Regionalgruppe des Vereins „Deutsche Sprache" führte Tagung durch

Er existiert seit 1997 und hat mittlerweile mehr als 36.000 Mitglieder, der Verein „Deutsche Sprache“. Unter den Mitgliedern finden sich auch illustre Namen wie: Hans-Jürgen Buchner (Haindling), Peter Hahne (ZDF), Dieter Hallervorden, Waldemar Hartmann (Bayerischer Rundfunk), Ottmar Hitzfeld (Fußballtrainer), Prof. Dr. Paul Kirchhof (ehem. Bundesverfassungsrichter), Peter Kraus (Schlagersänger), Michael Mendl (Schauspieler), Boris Palmer (Oberbürgermeister von Tübingen), Reinhard Schlieker (ZDF), Bastian Sick (Bestsellerautor), Peter Sloterdijk (Philosoph), Simone Olga (Kabarettistin), Hans Zehentmair (ehemaliger Bayerischer Kultusminister). In Bad Endorf hielt der Verein jetzt seine Regionaltagung für die „Region 83“ ab, die umfasst alle Ortschaften, deren Postleitzahl mit 83 beginnen, also auch das Chiemgau und den Altlandkreis Wasserburg.

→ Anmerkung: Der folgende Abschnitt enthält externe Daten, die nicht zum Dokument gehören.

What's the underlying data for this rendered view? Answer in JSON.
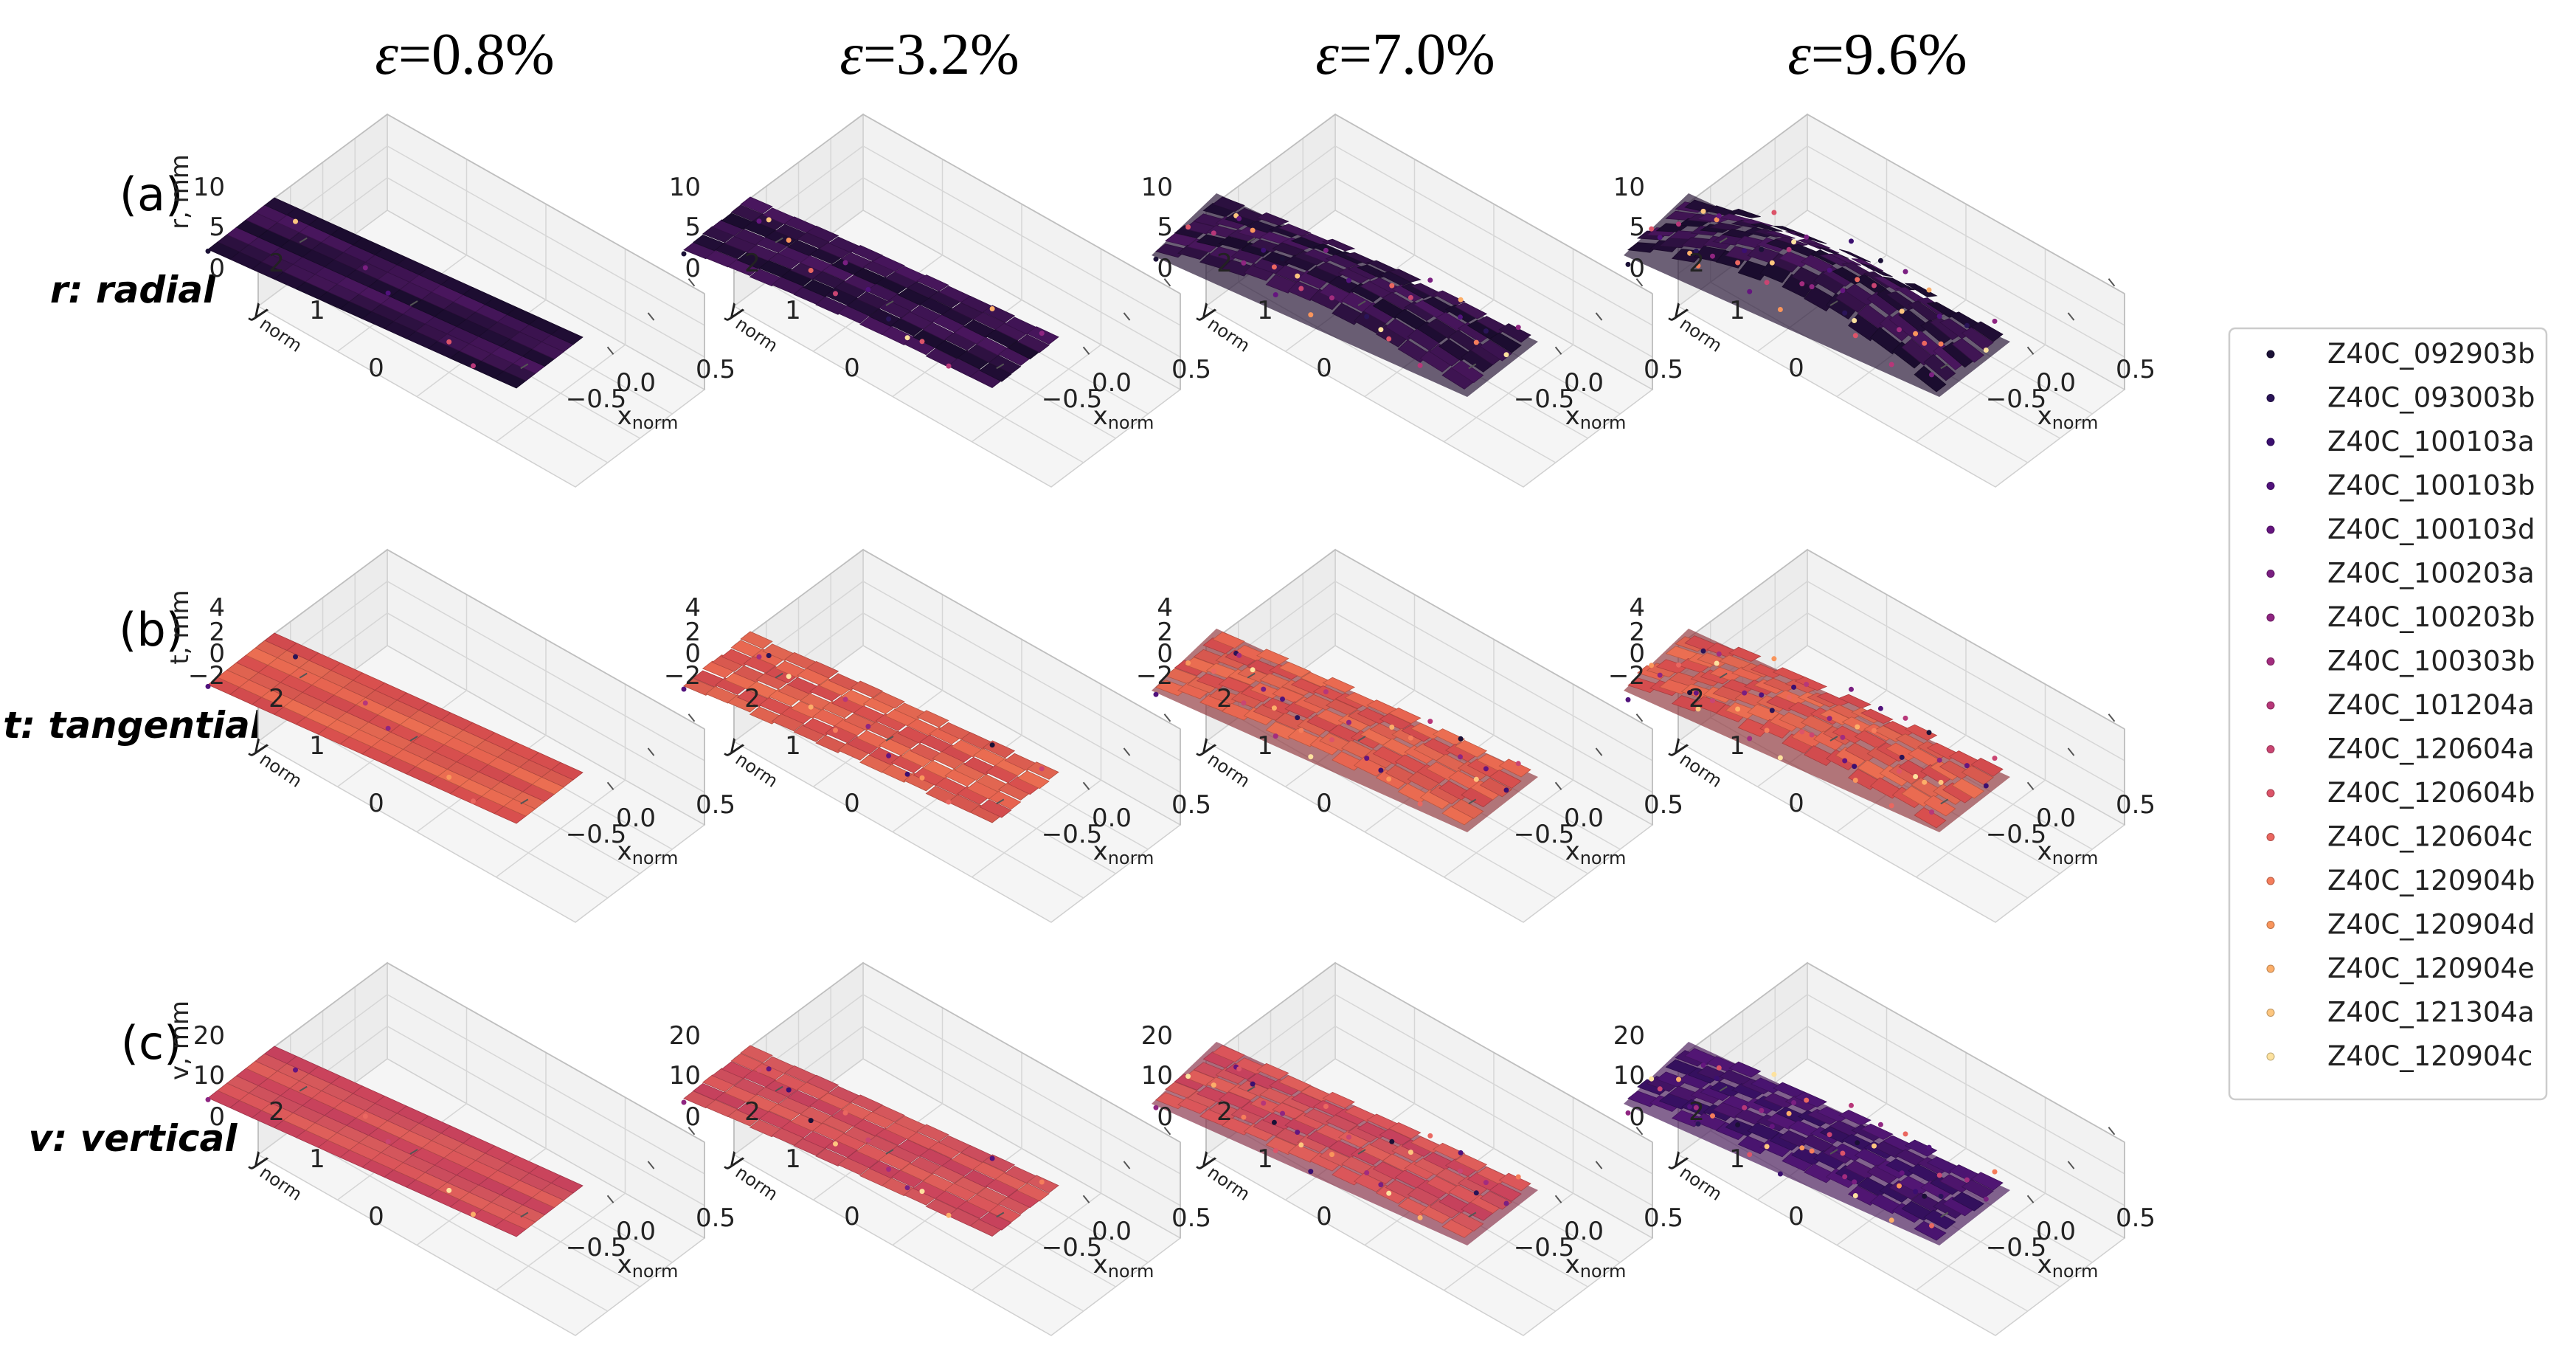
{
  "chart_data": {
    "type": "scatter",
    "columns": [
      {
        "eps_symbol": "ε",
        "eps_value": "=0.8%",
        "strain": 0.8
      },
      {
        "eps_symbol": "ε",
        "eps_value": "=3.2%",
        "strain": 3.2
      },
      {
        "eps_symbol": "ε",
        "eps_value": "=7.0%",
        "strain": 7.0
      },
      {
        "eps_symbol": "ε",
        "eps_value": "=9.6%",
        "strain": 9.6
      }
    ],
    "rows": [
      {
        "id": "(a)",
        "name": "r: radial",
        "zlabel": "r, mm",
        "zticks": [
          "10",
          "5",
          "0"
        ],
        "zlim": [
          -5,
          10
        ]
      },
      {
        "id": "(b)",
        "name": "t: tangential",
        "zlabel": "t, mm",
        "zticks": [
          "4",
          "2",
          "0",
          "−2"
        ],
        "zlim": [
          -4,
          4
        ]
      },
      {
        "id": "(c)",
        "name": "v: vertical",
        "zlabel": "v, mm",
        "zticks": [
          "20",
          "10",
          "0"
        ],
        "zlim": [
          -10,
          20
        ]
      }
    ],
    "x_axis": {
      "label_main": "x",
      "label_sub": "norm",
      "ticks": [
        "−0.5",
        "0.0",
        "0.5"
      ],
      "range": [
        -0.5,
        0.5
      ]
    },
    "y_axis": {
      "label_main": "y",
      "label_sub": "norm",
      "ticks": [
        "2",
        "1",
        "0"
      ],
      "range": [
        0,
        3
      ]
    },
    "legend": {
      "placement": "right",
      "entries": [
        {
          "name": "Z40C_092903b",
          "color": "#1b1136"
        },
        {
          "name": "Z40C_093003b",
          "color": "#2a1457"
        },
        {
          "name": "Z40C_100103a",
          "color": "#3b0f70"
        },
        {
          "name": "Z40C_100103b",
          "color": "#51127c"
        },
        {
          "name": "Z40C_100103d",
          "color": "#65157f"
        },
        {
          "name": "Z40C_100203a",
          "color": "#7a1f81"
        },
        {
          "name": "Z40C_100203b",
          "color": "#8f2581"
        },
        {
          "name": "Z40C_100303b",
          "color": "#a32c7e"
        },
        {
          "name": "Z40C_101204a",
          "color": "#b73779"
        },
        {
          "name": "Z40C_120604a",
          "color": "#ca4572"
        },
        {
          "name": "Z40C_120604b",
          "color": "#dc5469"
        },
        {
          "name": "Z40C_120604c",
          "color": "#ea6760"
        },
        {
          "name": "Z40C_120904b",
          "color": "#f57d5b"
        },
        {
          "name": "Z40C_120904d",
          "color": "#f9955c"
        },
        {
          "name": "Z40C_120904e",
          "color": "#fcae69"
        },
        {
          "name": "Z40C_121304a",
          "color": "#fdc67f"
        },
        {
          "name": "Z40C_120904c",
          "color": "#fde29f"
        }
      ]
    }
  }
}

Der Vorsitzende der Regionalgruppe, Prof. Dr. Wolfgang Hiller (Foto), umriss in seinem Vortrag, den er den erschienenen Mitgliedern hielt, die Themen, um die sich der Verein Deutsche Sprache kümmere. Das seien zum einen die „Anglizismen“, zum anderen die „Gendersprache“. Hiller richtete sein Augenmerk zunächst auf die Anglizismen. Dabei unterschied er zwischen sinnvollen Begriffen, die auch Eingang in die deutsche Sprache gefunden hätten und überflüssigen oder albernen Begriffen.

Sport, Start, Stopp, Test, Trick, Popmusik, Pullover, Keks seien Begriffe, die bereits perfekt in die deutsche Sprache integriert seien und damit einen Teil dieser Sprache ausmachten. Baby, Clown, Cowboy, Couch, Disc Jockey, Flirt, Hobby, Jeans, Job, Party, Snack, Steak, Team, Toast, Training seien Begriffe, die zwar nicht deutsch ausgesprochen würden, aber auch mittlerweile perfekt in unseren Sprachgebrauch integriert seien.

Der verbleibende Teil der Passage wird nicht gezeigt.